ビデオリサーチは現代の視聴環境(CTV普及・ストリーミング拡大)へ明確に適応

伝統的なテレビ視聴率測定を基盤に、2024〜2025年にかけて新サービスを次々と投入し、同一パネルで放送+動画配信を横断測定する体制を構築しています。以下に、公式プレスリリース・自社データなどの1次情報源に基づく数字で検証します。

1. 伝統的テレビ視聴率の継続と基盤強化

  • 全国32地区で測定(関東2,700世帯、関西1,200世帯など、合計約10,700世帯・約25,000サンプル)。リアルタイム視聴率+タイムシフト視聴率(放送後7日以内)を標準提供。

  • これが現在も広告取引の業界スタンダードであり、ニールセン撤退後の唯一の全国視聴率データ提供者です。

2. STREAMO(ストリーモ)によるCTV・動画配信測定の拡大(最大の適応策)

2024年4月に関東でβ版提供開始、2025年4月(または10月)から全国32地区で正式サービス化。

  • 測定対象: テレビ視聴率パネル世帯に動画測定用センサーを追加設置 → CTV(コネクテッドTV)+PC/スマホ/タブレットでのTVer、YouTube、Netflix、Prime Videoなどの利用を個人単位・デバイス別・時間帯別で把握。

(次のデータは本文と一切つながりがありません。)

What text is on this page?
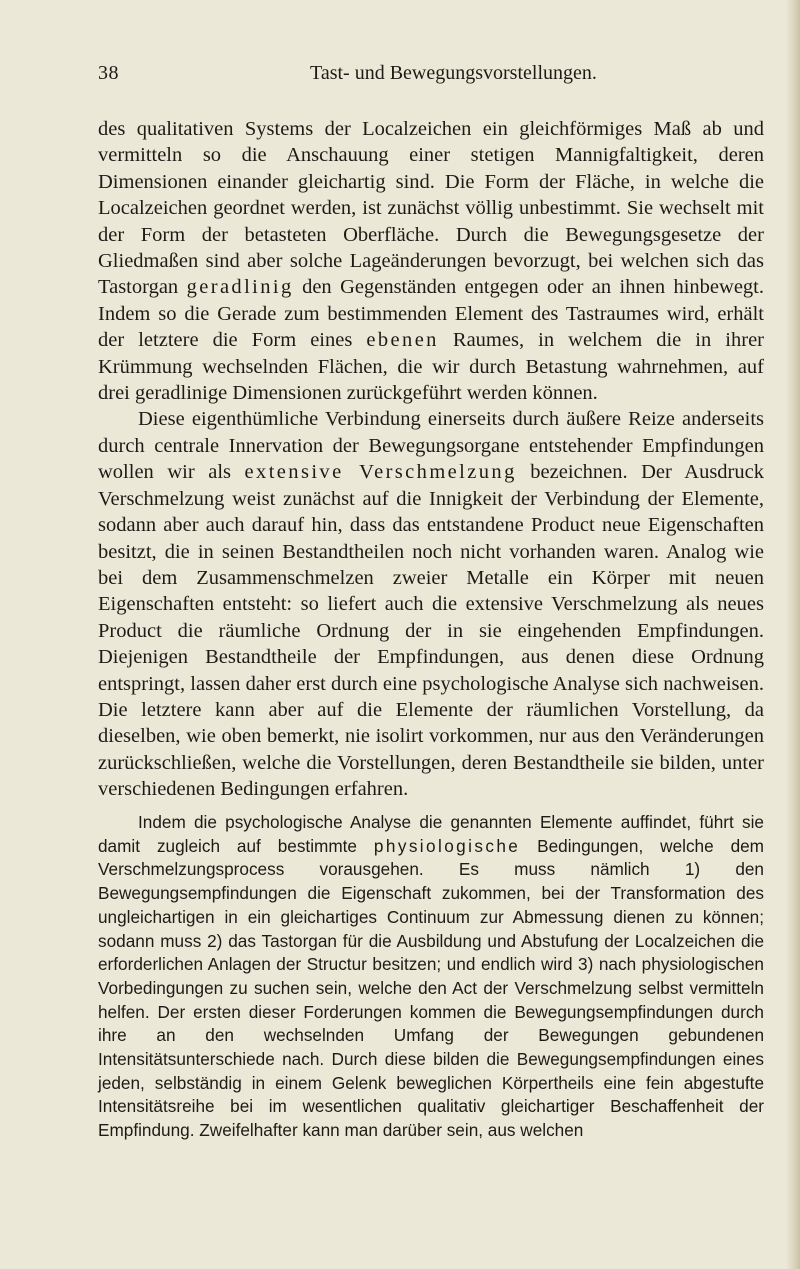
38	Tast- und Bewegungsvorstellungen.

des qualitativen Systems der Localzeichen ein gleichförmiges Maß ab und vermitteln so die Anschauung einer stetigen Mannigfaltigkeit, deren Dimensionen einander gleichartig sind. Die Form der Fläche, in welche die Localzeichen geordnet werden, ist zunächst völlig unbestimmt. Sie wechselt mit der Form der betasteten Oberfläche. Durch die Bewegungsgesetze der Gliedmaßen sind aber solche Lageänderungen bevorzugt, bei welchen sich das Tastorgan geradlinig den Gegenständen entgegen oder an ihnen hinbewegt. Indem so die Gerade zum bestimmenden Element des Tastraumes wird, erhält der letztere die Form eines ebenen Raumes, in welchem die in ihrer Krümmung wechselnden Flächen, die wir durch Betastung wahrnehmen, auf drei geradlinige Dimensionen zurückgeführt werden können.

Diese eigenthümliche Verbindung einerseits durch äußere Reize anderseits durch centrale Innervation der Bewegungsorgane entstehender Empfindungen wollen wir als extensive Verschmelzung bezeichnen. Der Ausdruck Verschmelzung weist zunächst auf die Innigkeit der Verbindung der Elemente, sodann aber auch darauf hin, dass das entstandene Product neue Eigenschaften besitzt, die in seinen Bestandtheilen noch nicht vorhanden waren. Analog wie bei dem Zusammenschmelzen zweier Metalle ein Körper mit neuen Eigenschaften entsteht: so liefert auch die extensive Verschmelzung als neues Product die räumliche Ordnung der in sie eingehenden Empfindungen. Diejenigen Bestandtheile der Empfindungen, aus denen diese Ordnung entspringt, lassen daher erst durch eine psychologische Analyse sich nachweisen. Die letztere kann aber auf die Elemente der räumlichen Vorstellung, da dieselben, wie oben bemerkt, nie isolirt vorkommen, nur aus den Veränderungen zurückschließen, welche die Vorstellungen, deren Bestandtheile sie bilden, unter verschiedenen Bedingungen erfahren.

Indem die psychologische Analyse die genannten Elemente auffindet, führt sie damit zugleich auf bestimmte physiologische Bedingungen, welche dem Verschmelzungsprocess vorausgehen. Es muss nämlich 1) den Bewegungsempfindungen die Eigenschaft zukommen, bei der Transformation des ungleichartigen in ein gleichartiges Continuum zur Abmessung dienen zu können; sodann muss 2) das Tastorgan für die Ausbildung und Abstufung der Localzeichen die erforderlichen Anlagen der Structur besitzen; und endlich wird 3) nach physiologischen Vorbedingungen zu suchen sein, welche den Act der Verschmelzung selbst vermitteln helfen. Der ersten dieser Forderungen kommen die Bewegungsempfindungen durch ihre an den wechselnden Umfang der Bewegungen gebundenen Intensitätsunterschiede nach. Durch diese bilden die Bewegungsempfindungen eines jeden, selbständig in einem Gelenk beweglichen Körpertheils eine fein abgestufte Intensitätsreihe bei im wesentlichen qualitativ gleichartiger Beschaffenheit der Empfindung. Zweifelhafter kann man darüber sein, aus welchen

  • 同一サンプルでの放送+配信横断分析が可能になった点が重要(重複リーチや「テレビ視聴が少ない人の配信利用」など)。

具体的な数字(自社研究・STREAMOデータ):

  • CTV利用可能率(関東、2023年時点サンプル692世帯/1,516人):64%(個人全体)。

  • 1週間以内のCTV動画視聴割合:25%(個人全体)。若い層で顕著(男女4〜12歳:4割以上、35〜49歳:3割以上)。

  • テレビデバイス利用内訳(関東個人全体):放送リアルタイム視聴 約75%、CTV動画視聴 約6%(2023年時点)。

  • ACR/exデータによる時系列変化(東京50km圏、12〜69歳):

    • CTV利用可能率:コロナ前を100%とするとコロナ後 152%(1.5倍)。

    • CTVでの動画視聴時間量:コロナ前を100%とするとコロナ後 533%(5倍以上)。

  • STREAMO最新データ例(関東、CTV利用可能者):1日あたり動画配信プラットフォーム利用時間 約28分。若年・親子世代で長い。

これにより、従来の「テレビ視聴率」だけでは捉えきれなかった現代の視聴行動を定量的に可視化しています。

3. SoDA(Streaming On Demand Analytics)によるSVODコンテンツ単位測定(2025年新サービス)

2025年7月24日、日本市場で本格提供開始(Digital i社連携、ビデオリサーチ独占代理)。

  • 対象: Netflix、Prime VideoなどSVODプラットフォームのコンテンツ単位視聴実態(日本+19カ国、計20カ国)。

  • 測定項目: リーチ・再生回数・視聴分数、視聴者属性・世帯情報、ジャンル・プラットフォーム別傾向。

  • これまで難しかった「特定の作品がどんな人にどれだけ見られたか」をパネルログで把握可能に。

関連数字(自社分析):

  • SVOD利用率:2020年 36% → 2025年 61%(右肩上がり)。

4. 広告・統合指標への対応

  • CM-UMPs(2025年4月開始):テレビ放送+放送局AVODの広告を**延べ接触人数(imp)+累積接触人数(UU)**で日次統合提供。STREAMOで重複を算出。

  • CTV広告データ(2025年10月開始):CTV上の動画配信広告接触をテレビ視聴率パネルで測定。

  • Nielsenとの戦略的提携更新(2024年9月):リニアTV+デジタル横断の重複除去測定を目指す。

まとめ:適応度の高さを示すポイント

ビデオリサーチは、単に「視聴率を測る会社」から「動画ビジネス全体を支えるデータ会社」へ進化しています。CTV・ストリーミングの急成長という現実を、自社パネルを拡張した実測データで追跡・提供している点が、現代への適応を最も強く示しています。